Exxon a réagi la semaine dernière en reprochant à Inside Climate News (ICN) d’avoir sélectionné les faits de manière subjective. Cette série de reportages, selon eux, «déforme notre historique de recherches pionnières sur la science du climat» et nos efforts de réduction d’émissions.
Les documents et entrevues ne dissimulent pourtant pas le fait que pendant la décennie suivant les recherches de James Black, son appel à l'action a effectivement été entendu chez Exxon. La compagnie a investi des millions dans des recherches sur l’impact du CO2 sur le climat et sur les façons d’atténuer ces impacts.
- À l’été 1979, un super-pétrolier était équipé d’une panoplie d’instruments de collecte de données dans l’air et dans l’eau, sur une route allant du Golfe du Mexique au Golfe Persique. Parmi les questions posées, une, déterminante aujourd’hui: quelle quantité de CO2 les océans seront-ils capables d’absorber?
- En 1980, une équipe de modélisateurs du climat et de mathématiciens était formée par Exxon, en collaboration avec des universitaires et le ministère américain de l’Énergie. Ces collaborations donneront naissance à certains des premiers modèles informatiques de l’évolution du climat, semblables à ceux dont le grand public commencerait à entendre parler dans les années 1990.
- Ces premiers modèles allaient dans le même sens que les projections de James Black, en pire. De fait, toute la science du climat qui allait venir pendant les 30 années suivantes allait confirmer et renforcer ces premières conclusions, à mesure que les calculs s'étofferaient et que les tableaux de données s'allongeraient.
- Suivant la recommandation d’un de ces scientifiques, Roger Cohen, Exxon encouragea son équipe à publier. En 1983 et 1984, au moins trois recherches révisées par les pairs sont parues.
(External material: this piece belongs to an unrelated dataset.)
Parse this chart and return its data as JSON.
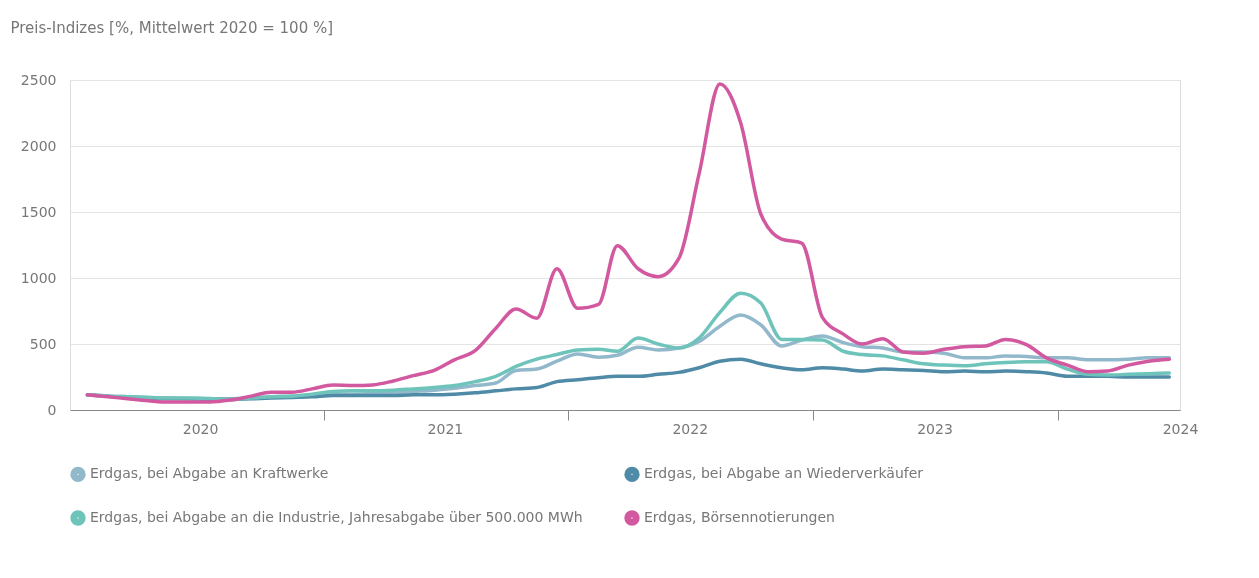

Et puis, écrit ICN, la compagnie a effectué un virage à 180 degrés. Les raisons ne sont pas claires, mais le magazine semble suggérer un lien avec le fait qu’à cette même époque —la fin des années 1980— les politiciens américains ont commencé à s'intéresser au sujet, et à s’en inquiéter. Moment charnière : l’intervention du climatologue James Hansen devant le Sénat des États-Unis, en juin 1988.
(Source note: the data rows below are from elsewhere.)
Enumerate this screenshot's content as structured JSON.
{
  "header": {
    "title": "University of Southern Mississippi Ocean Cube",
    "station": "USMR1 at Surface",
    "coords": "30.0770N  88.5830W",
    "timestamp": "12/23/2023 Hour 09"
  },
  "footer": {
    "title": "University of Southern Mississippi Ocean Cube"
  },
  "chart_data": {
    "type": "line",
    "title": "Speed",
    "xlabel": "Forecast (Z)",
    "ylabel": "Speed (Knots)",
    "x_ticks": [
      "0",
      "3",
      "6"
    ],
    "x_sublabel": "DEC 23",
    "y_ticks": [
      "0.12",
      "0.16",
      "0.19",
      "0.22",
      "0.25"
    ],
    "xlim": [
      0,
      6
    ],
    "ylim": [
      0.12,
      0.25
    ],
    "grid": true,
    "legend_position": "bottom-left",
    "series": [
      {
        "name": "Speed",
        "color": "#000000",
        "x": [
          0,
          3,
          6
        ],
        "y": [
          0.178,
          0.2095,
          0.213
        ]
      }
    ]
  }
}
Dans les décennies qui ont suivi, Exxon a plutôt travaillé à l’avant-garde du déni du climat. Elle a mis ces muscles au service des efforts pour fabriquer le doute sur la réalité du réchauffement climatique que ses propres scientifiques avaient confirmé. Elle a mené un lobbying pour bloquer les actions fédérales et internationales en vue de contrôler les émissions de gaz à effet de serre. Elle a aidé à ériger un vaste édifice de désinformation qui demeure encore aujourd’hui.
Le discours, le même qui avait été mis au point par les firmes de relations publiques pour défendre les compagnies de tabac, était très simple : la science est trop incertaine pour prendre des décisions politiques. Ce discours a notamment été au coeur de la stratégie pour s’opposer à la signature du Protocole de Kyoto en 1997. Dans les mots du PDG d’Exxon d’alors, Lee Raymond : «nous avons besoin de mieux comprendre le problème et, heureusement, nous avons du temps».